Taking a picture, or video, of yourself or others and putting it in an album in the "cloud" where it's actively being processed in a multitude of Big Data systems is very much my concern.
Google Glass makes that so easy, and most importantly, is deniable. Unless there is very very strong legislation and firmware protections that show a bright visible indication of recording, I don't want Google Glass near me.
That's not hyperbole or tin-foil either. Pretty much everyone here will know about Big Data. We just disagree to the extent we are being abused, not that it's happening.
I'm vehemently opposed based on my privacy views, but also because I don't want to go to the Olive Garden and then have the blaring idiot-box telling me about Prego's new roasted garlic sauce for only $3.99 at Albertson's, America's preferred grocery store at the gas station.

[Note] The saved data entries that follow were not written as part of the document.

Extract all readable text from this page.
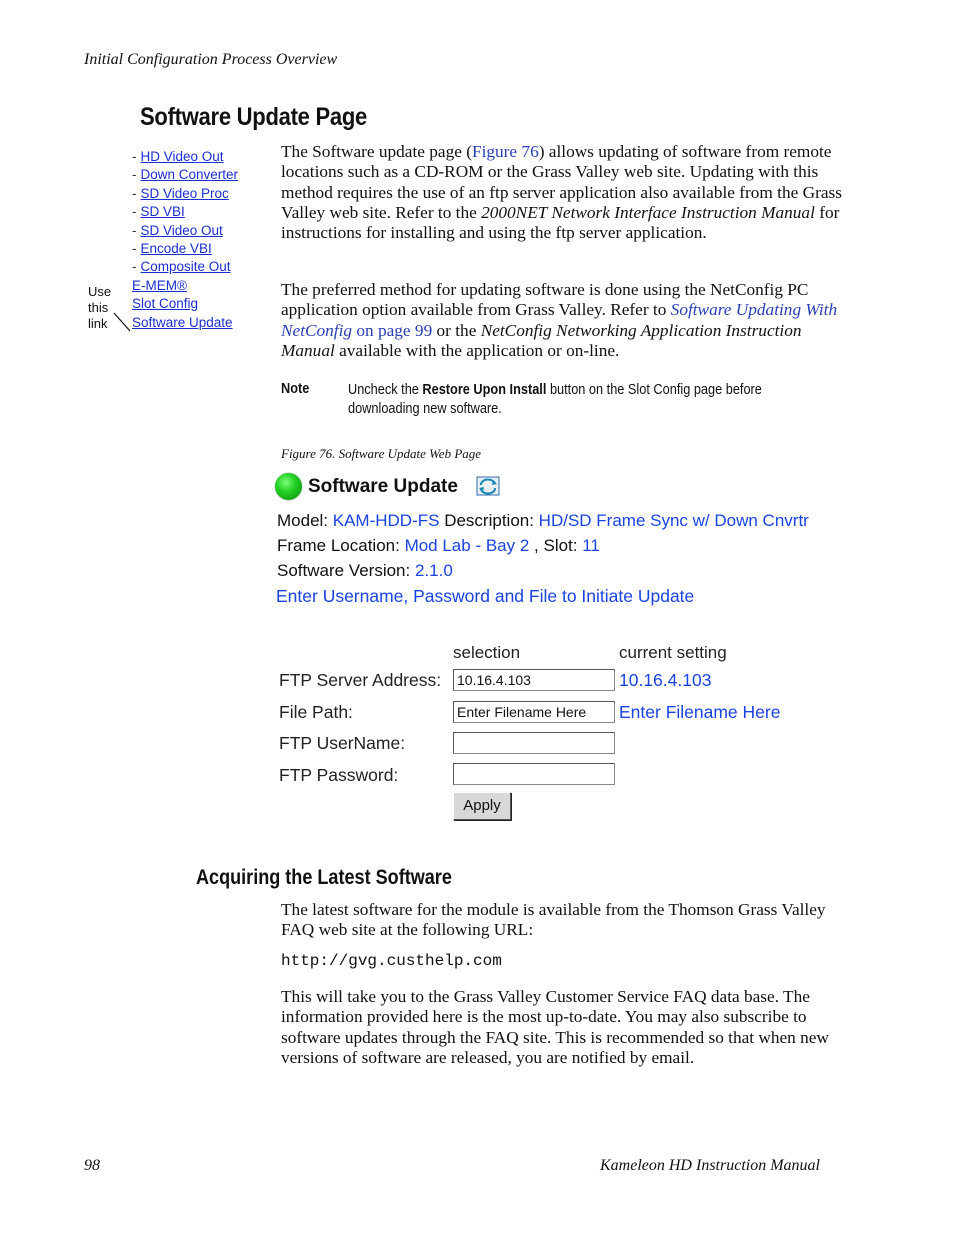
Initial Configuration Process Overview
Software Update Page
- HD Video Out
- Down Converter
- SD Video Proc
- SD VBI
- SD Video Out
- Encode VBI
- Composite Out
E-MEM®
Slot Config
Software Update
Use
this
link
The Software update page (Figure 76) allows updating of software from remote locations such as a CD-ROM or the Grass Valley web site. Updating with this method requires the use of an ftp server application also available from the Grass Valley web site. Refer to the 2000NET Network Interface Instruction Manual for instructions for installing and using the ftp server application.
The preferred method for updating software is done using the NetConfig PC application option available from Grass Valley. Refer to Software Updating With NetConfig on page 99 or the NetConfig Networking Application Instruction Manual available with the application or on-line.
Note	Uncheck the Restore Upon Install button on the Slot Config page before downloading new software.
Figure 76. Software Update Web Page
Software Update
Model: KAM-HDD-FS Description: HD/SD Frame Sync w/ Down Cnvrtr
Frame Location: Mod Lab - Bay 2 , Slot: 11
Software Version: 2.1.0
Enter Username, Password and File to Initiate Update
selection	current setting
FTP Server Address: 10.16.4.103	10.16.4.103
File Path:	Enter Filename Here	Enter Filename Here
FTP UserName:
FTP Password:
Apply
Acquiring the Latest Software
The latest software for the module is available from the Thomson Grass Valley FAQ web site at the following URL:
http://gvg.custhelp.com
This will take you to the Grass Valley Customer Service FAQ data base. The information provided here is the most up-to-date. You may also subscribe to software updates through the FAQ site. This is recommended so that when new versions of software are released, you are notified by email.
98	Kameleon HD Instruction Manual
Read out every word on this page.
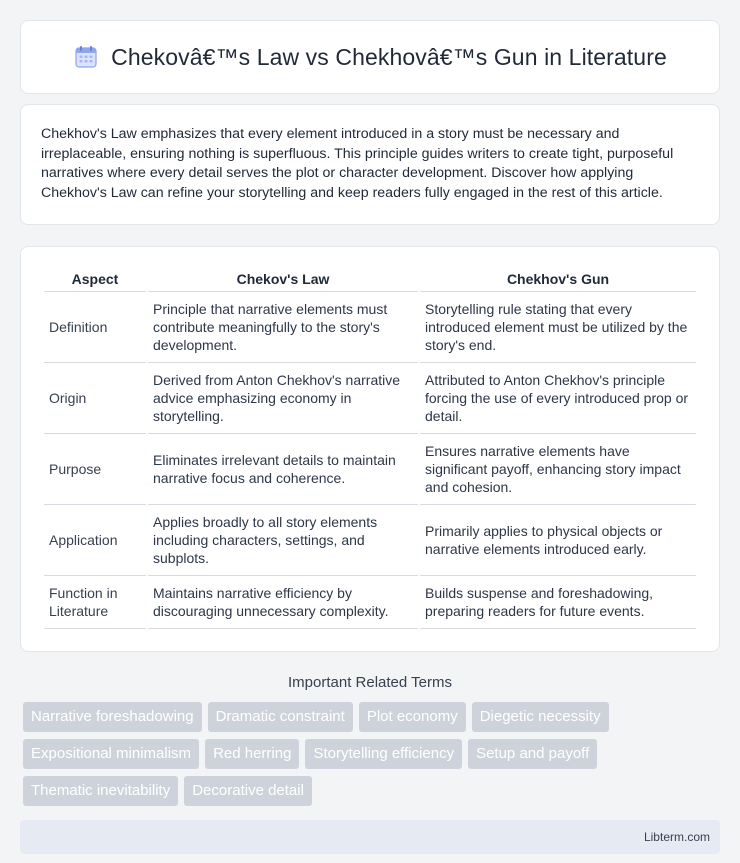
Chekovâ€™s Law vs Chekhovâ€™s Gun in Literature

Chekhov's Law emphasizes that every element introduced in a story must be necessary and irreplaceable, ensuring nothing is superfluous. This principle guides writers to create tight, purposeful narratives where every detail serves the plot or character development. Discover how applying Chekhov's Law can refine your storytelling and keep readers fully engaged in the rest of this article.

Aspect	Chekov's Law	Chekhov's Gun
Definition	Principle that narrative elements must contribute meaningfully to the story's development.	Storytelling rule stating that every introduced element must be utilized by the story's end.
Origin	Derived from Anton Chekhov's narrative advice emphasizing economy in storytelling.	Attributed to Anton Chekhov's principle forcing the use of every introduced prop or detail.
Purpose	Eliminates irrelevant details to maintain narrative focus and coherence.	Ensures narrative elements have significant payoff, enhancing story impact and cohesion.
Application	Applies broadly to all story elements including characters, settings, and subplots.	Primarily applies to physical objects or narrative elements introduced early.
Function in Literature	Maintains narrative efficiency by discouraging unnecessary complexity.	Builds suspense and foreshadowing, preparing readers for future events.
Important Related Terms
Narrative foreshadowing	Dramatic constraint	Plot economy	Diegetic necessity
Expositional minimalism	Red herring	Storytelling efficiency	Setup and payoff
Thematic inevitability	Decorative detail
Libterm.com
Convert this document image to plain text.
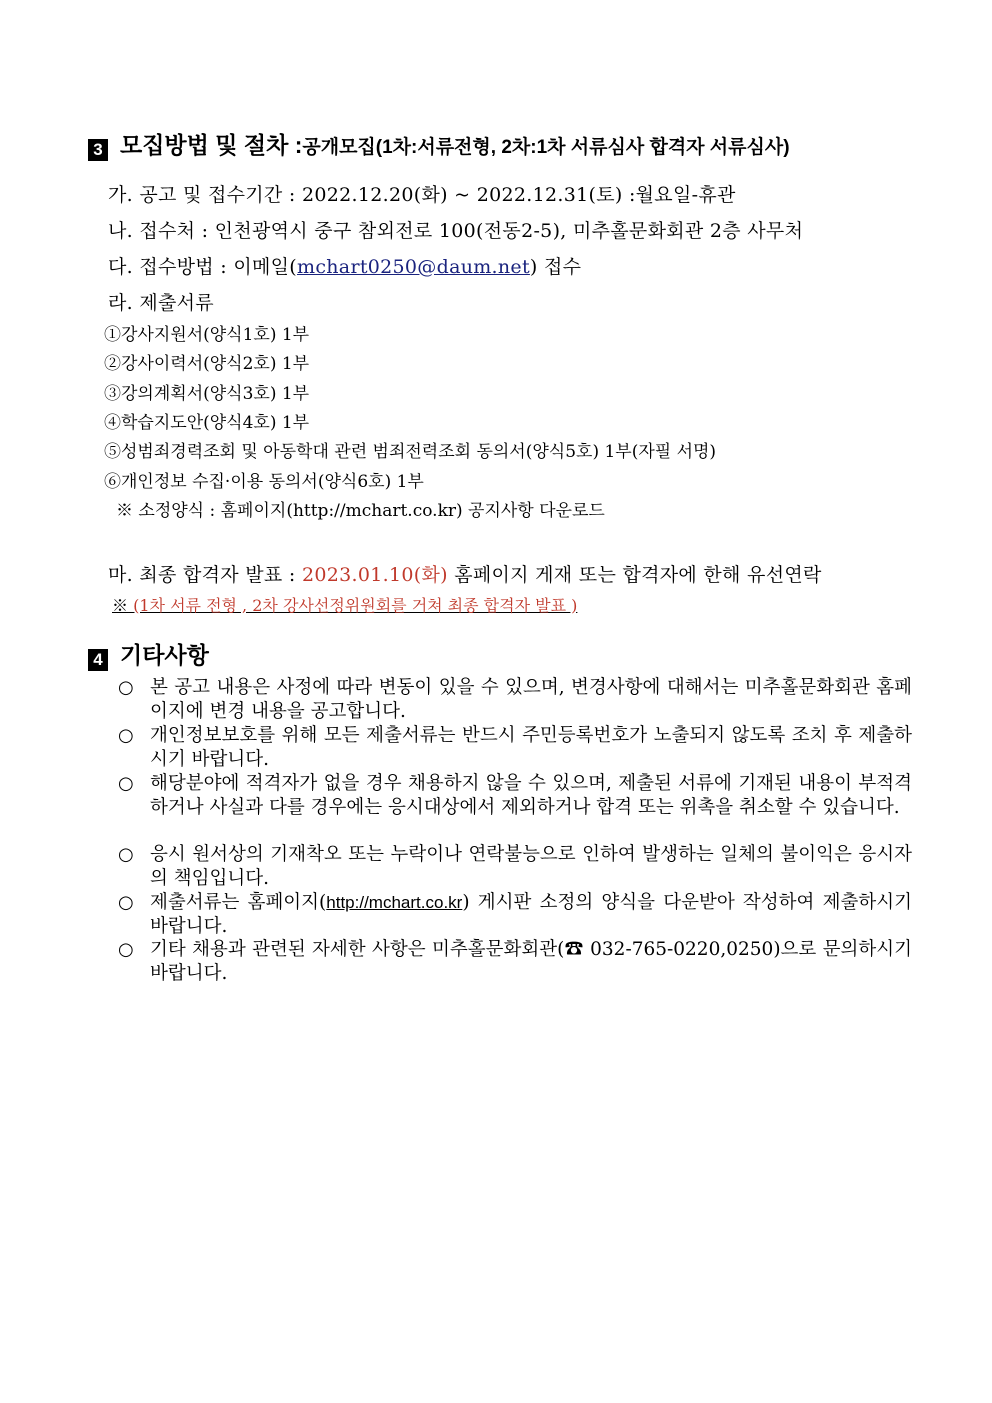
3 모집방법 및 절차 : 공개모집(1차:서류전형, 2차:1차 서류심사 합격자 서류심사)
가. 공고 및 접수기간 : 2022.12.20(화) ~ 2022.12.31(토) :월요일-휴관
나. 접수처 : 인천광역시 중구 참외전로 100(전동2-5), 미추홀문화회관 2층 사무처
다. 접수방법 : 이메일(mchart0250@daum.net) 접수
라. 제출서류
①강사지원서(양식1호) 1부
②강사이력서(양식2호) 1부
③강의계획서(양식3호) 1부
④학습지도안(양식4호) 1부
⑤성범죄경력조회 및 아동학대 관련 범죄전력조회 동의서(양식5호) 1부(자필 서명)
⑥개인정보 수집·이용 동의서(양식6호) 1부
※ 소정양식 : 홈페이지(http://mchart.co.kr) 공지사항 다운로드
마. 최종 합격자 발표 : 2023.01.10(화) 홈페이지 게재 또는 합격자에 한해 유선연락
※ (1차 서류 전형 , 2차 강사선정위원회를 거쳐 최종 합격자 발표 )
4 기타사항
○ 본 공고 내용은 사정에 따라 변동이 있을 수 있으며, 변경사항에 대해서는 미추홀문화회관 홈페이지에 변경 내용을 공고합니다.
○ 개인정보보호를 위해 모든 제출서류는 반드시 주민등록번호가 노출되지 않도록 조치 후 제출하시기 바랍니다.
○ 해당분야에 적격자가 없을 경우 채용하지 않을 수 있으며, 제출된 서류에 기재된 내용이 부적격하거나 사실과 다를 경우에는 응시대상에서 제외하거나 합격 또는 위촉을 취소할 수 있습니다.
○ 응시 원서상의 기재착오 또는 누락이나 연락불능으로 인하여 발생하는 일체의 불이익은 응시자의 책임입니다.
○ 제출서류는 홈페이지(http://mchart.co.kr) 게시판 소정의 양식을 다운받아 작성하여 제출하시기 바랍니다.
○ 기타 채용과 관련된 자세한 사항은 미추홀문화회관(☎ 032-765-0220,0250)으로 문의하시기 바랍니다.
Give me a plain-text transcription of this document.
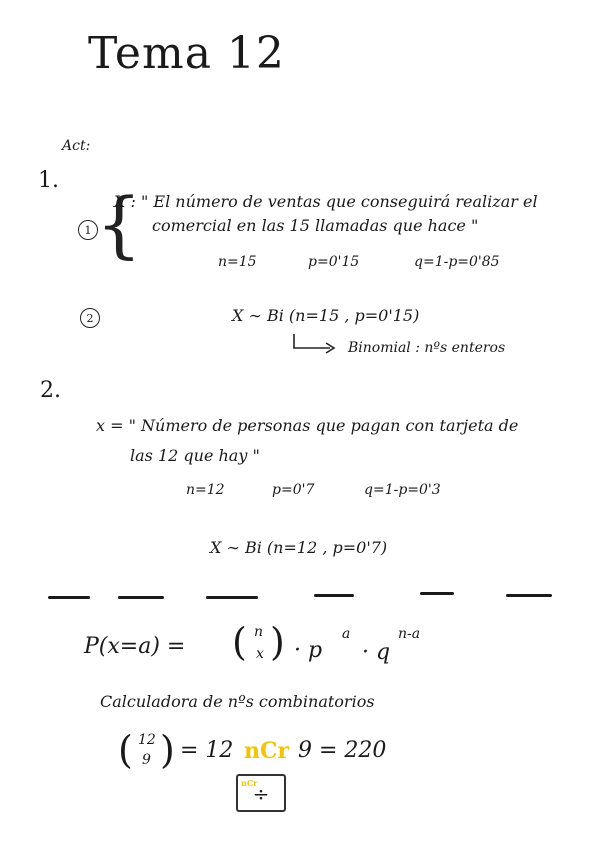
Tema 12
Act:
1.
1 {
X : " El número de ventas que conseguirá realizar el
comercial en las 15 llamadas que hace "
n=15	p=0'15	q=1-p=0'85
2	X ∼ Bi (n=15 , p=0'15)
Binomial : nºs enteros
2.
x = " Número de personas que pagan con tarjeta de
las 12 que hay "
n=12	p=0'7	q=1-p=0'3
X ∼ Bi (n=12 , p=0'7)
P(x=a) = ( n
x ) · p
a
· q
n-a
Calculadora de nºs combinatorios
( 12
9 ) = 12 nCr 9 = 220
nCr
÷
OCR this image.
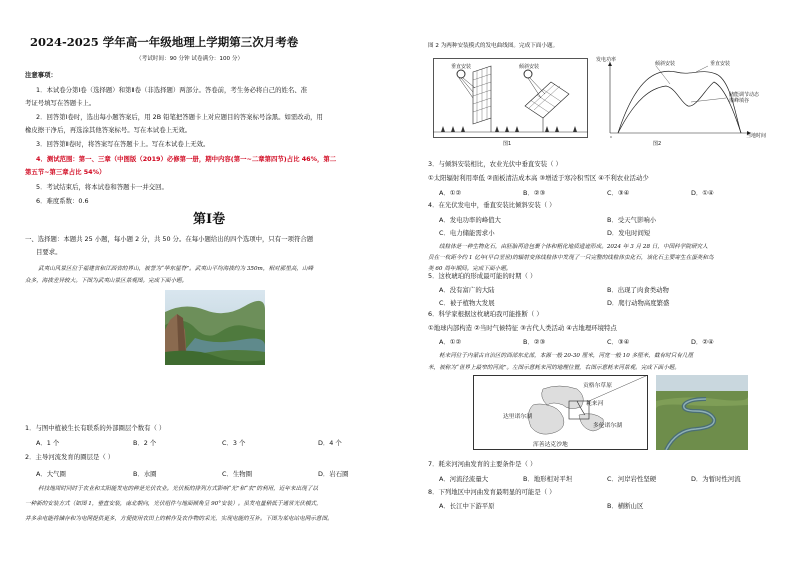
2024-2025 学年高一年级地理上学期第三次月考卷
（考试时间：90 分钟 试卷满分：100 分）
注意事项：
1．本试卷分第Ⅰ卷（选择题）和第Ⅱ卷（非选择题）两部分。答卷前，考生务必将自己的姓名、准
考证号填写在答题卡上。
2．回答第Ⅰ卷时，选出每小题答案后，用 2B 铅笔把答题卡上对应题目的答案标号涂黑。如需改动，用
橡皮擦干净后，再选涂其他答案标号。写在本试卷上无效。
3．回答第Ⅱ卷时，将答案写在答题卡上。写在本试卷上无效。
4．测试范围：第一、三章（中图版（2019）必修第一册，期中内容(第一~二章第四节)占比 46%，第二
第五节~第三章占比 54%）
5．考试结束后，将本试卷和答题卡一并交回。
6．难度系数：0.6
第Ⅰ卷
一、选择题：本题共 25 小题，每小题 2 分，共 50 分。在每小题给出的四个选项中，只有一项符合题
目要求。
武夷山风景区位于福建省和江西省的界山，被誉为“华东屋脊”。武夷山平均海拔约为 350m，相对那里高，山峰
众多，海拔差异较大。下图为武夷山景区景观图。完成下面小题。
1．与图中植被生长有联系的外部圈层个数有（ ）
A．1 个	B．2 个	C．3 个	D．4 个
2．主导河流发育的圈层是（ ）
A．大气圈	B．水圈	C．生物圈	D．岩石圈
科技地周时同时于农业和太阳能发电的种是光伏农业。光伏板的排列方式影响“光”和“农”的利用，近年来出现了以
一种新的安装方式（如图 1，垂直安装，南北朝向，光伏组件与地面倾角呈 90°安装）。虽发电量稍低于通常光伏模式，
并多余电能将储存和为电网提供更多，方便使用农田上的耕作及农作物的采光，实现电能的互补。下图为某电站电网示意图。
图 2 为两种安装模式的发电曲线图。完成下面小题。
垂直安装	倾斜安装
图1
0
发电功率
倾斜安装	垂直安装
储能调节动态
填峰填谷
当地时间
图2
3．与倾斜安装相比，农业光伏中垂直安装（ ）
①太阳辐射利用率低 ②面板清洁成本高 ③增适于寒冷积雪区 ④不利农业活动少
A．①②	B．②③	C．③④	D．①④
4．在光伏发电中，垂直安装比倾斜安装（ ）
A．发电功率的峰值大	B．受天气影响小
C．电力储能需求小	D．发电时间短
线粒体是一种生物化石，由胚胎再造包裹个体和粗化地质遗迹形成。2024 年 3 月 28 日，中国科学院研究人
员在一枚距今约 1 亿年(早白垩世)的辐射变体线粒体中发现了一只完整的线粒体虫化石，该化石主要寄生在蛋类和鸟
类 60 周年期间。完成下面小题。
5．这枚琥珀的形成最可能的时期（ ）
A．没有富广的大陆	B．出现了肉食类动物
C．被子植物大发展	D．爬行动物高度繁盛
6．科学家根据这枚琥珀我可能推断（ ）
①地球内部构造 ②当时气候特征 ③古代人类活动 ④古地理环境特点
A．①②	B．②③	C．③④	D．②④
耗来河位于内蒙古自治区的西部东北部，本源一般 20-30 厘米，河宽一般 10 多厘米，截有时只有几厘
米，被称为“世界上最窄的河流”。左图示意耗来河的地理位置，右图示意耗来河景观。完成下面小题。
贡格尔草原
耗来河
达里诺尔湖
多伦诺尔湖
浑善达克沙地
7．耗来河河曲发育的主要条件是（ ）
A．河流径流量大	B．地形相对平坦	C．河岸岩性坚硬	D．为暂时性河流
8．下列地区中河曲发育最明显的可能是（ ）
A．长江中下游平原	B．横断山区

We should be opposed to Google Glass because of the mass violations of privacy, those being reasonable levels we expect in public and semi-public levels of privacy.
If you want to snap a picture with your cell phone by my guest. It doesn't affect my privacy all that much. Use Google Glass and I'm reasonably assured you just jumped up and shouted it to the world at 4000 decibels.
So I would tell those people to shut the fuck up. Respectfully. It's a nice restaurant.
Technically, lunchtime is at any moment. It's just a wave function.